10. Water sharing agreements

Many countries depend on international rivers for their water supply. In most cases, the
share of the water between the interested parties is subject to agreements. These treaties may
have the force of international law, or they be less formal deals enforced by general diplomatic,
political or economic means. It may be open to a country to seek to increase its agreed share of
international water. The cost of an increased share might arise in financial, economic, diplomatic
(or, at the extreme, military) terms, and the country may judge that it is still worthwhile to pursue
this route rather than develop other sources of supply. Where the waters in question are already
fully utilised, there is an element of "beggar your neighbour" in this approach, though it may be
economically justified if one country uses the water more productively than the others. Where
the waters are not fully used by the other parties, one country's larger share may not be at the
others' immediate expense.

11. Demand management measures

Demand management starts from a recognition of water as an economic (viz. scarce)


resource, and aims to optimise the use of existing supplies.
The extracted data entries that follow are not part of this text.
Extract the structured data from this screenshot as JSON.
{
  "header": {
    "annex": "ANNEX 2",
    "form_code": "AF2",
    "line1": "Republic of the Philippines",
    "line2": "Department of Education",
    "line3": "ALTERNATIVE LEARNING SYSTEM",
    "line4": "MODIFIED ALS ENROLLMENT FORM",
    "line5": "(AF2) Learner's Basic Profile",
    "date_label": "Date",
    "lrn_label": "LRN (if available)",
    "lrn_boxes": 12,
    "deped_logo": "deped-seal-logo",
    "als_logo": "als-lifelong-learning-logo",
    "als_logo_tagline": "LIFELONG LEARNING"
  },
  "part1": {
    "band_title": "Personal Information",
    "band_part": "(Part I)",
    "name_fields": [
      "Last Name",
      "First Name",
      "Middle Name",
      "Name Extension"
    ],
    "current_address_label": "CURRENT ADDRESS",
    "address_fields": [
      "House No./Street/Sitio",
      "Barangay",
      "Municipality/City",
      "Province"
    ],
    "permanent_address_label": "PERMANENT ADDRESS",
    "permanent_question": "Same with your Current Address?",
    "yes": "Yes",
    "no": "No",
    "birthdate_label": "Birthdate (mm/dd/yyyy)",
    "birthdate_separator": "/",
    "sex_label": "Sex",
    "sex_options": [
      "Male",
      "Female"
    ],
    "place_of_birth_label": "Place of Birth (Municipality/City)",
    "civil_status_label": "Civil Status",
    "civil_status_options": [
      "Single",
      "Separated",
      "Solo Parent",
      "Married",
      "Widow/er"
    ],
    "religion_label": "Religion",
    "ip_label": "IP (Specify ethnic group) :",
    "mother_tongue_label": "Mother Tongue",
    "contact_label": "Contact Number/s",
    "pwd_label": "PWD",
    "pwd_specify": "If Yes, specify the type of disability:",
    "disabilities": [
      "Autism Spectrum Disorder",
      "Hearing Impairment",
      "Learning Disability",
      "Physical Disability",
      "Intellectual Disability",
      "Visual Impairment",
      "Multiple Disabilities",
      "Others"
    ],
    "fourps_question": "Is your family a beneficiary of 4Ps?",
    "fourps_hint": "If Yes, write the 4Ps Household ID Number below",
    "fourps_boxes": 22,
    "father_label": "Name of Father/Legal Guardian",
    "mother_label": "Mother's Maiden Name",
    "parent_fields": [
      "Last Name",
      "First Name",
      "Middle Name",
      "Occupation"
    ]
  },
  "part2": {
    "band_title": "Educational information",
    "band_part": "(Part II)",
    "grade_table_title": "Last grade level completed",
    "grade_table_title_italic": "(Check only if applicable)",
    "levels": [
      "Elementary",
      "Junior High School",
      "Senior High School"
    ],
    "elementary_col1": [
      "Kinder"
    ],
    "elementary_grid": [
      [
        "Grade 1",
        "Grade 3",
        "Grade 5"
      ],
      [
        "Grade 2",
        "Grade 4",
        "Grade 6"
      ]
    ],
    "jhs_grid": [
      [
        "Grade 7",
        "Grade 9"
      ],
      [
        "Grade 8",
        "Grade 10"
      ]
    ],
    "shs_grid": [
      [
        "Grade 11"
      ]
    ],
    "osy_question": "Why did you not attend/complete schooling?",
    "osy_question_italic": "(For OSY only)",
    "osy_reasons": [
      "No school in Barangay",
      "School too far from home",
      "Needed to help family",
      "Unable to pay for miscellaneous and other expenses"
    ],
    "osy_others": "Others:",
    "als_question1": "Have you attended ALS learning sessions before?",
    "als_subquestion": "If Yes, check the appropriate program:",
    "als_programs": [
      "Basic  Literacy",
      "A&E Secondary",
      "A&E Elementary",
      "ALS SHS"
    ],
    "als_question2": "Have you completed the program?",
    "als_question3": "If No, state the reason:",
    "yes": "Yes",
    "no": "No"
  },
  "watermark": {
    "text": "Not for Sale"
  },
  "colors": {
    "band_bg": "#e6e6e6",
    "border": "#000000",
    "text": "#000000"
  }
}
In countries with a large irrigated
farm sector, making more efficient use of irrigation water is of central importance. However,
because other sectors compete for the use of the same resource, efficiency gains in industry and
the household sectors can bring mutual benefits. Demand management includes market-oriented
reforms in the way it is supplied, used and disposed of. Action is called for at three levels: the
creation of enabling conditions; setting incentives and promoting markets; and direct
interventions and spending programmes (Winpenny, 1992).
12. Enabling conditions, institutional and structural reforms

In this context, the Enabling Environment comprises institutional and legal changes, the
reform and privatisation of utilities, and sector-wide economic policies. Legal reforms may be
necessary to remove ambiguities over the ownership of water, and the conditions under which it
can be transferred. Planning for the development of water resources:
- usually dominated by the projection of fixed "requirements" and the inevitable rise of "gaps"
- needs to adapt to demand management, and allow for the operation of markets and - even- the
entry of private operators.
Policies towards agriculture will be critical, in view of the heavy water consumption of
this sector. Decisions to open up new irrigated areas, and to allocate existing water for irrigation
projects, need to take a realistic view of future water resources and the growing demands on
them from other sectors, otherwise the resulting schemes will be uneconomic and unsustainable.
The understandable pursuit of national food security has to be judged in this light.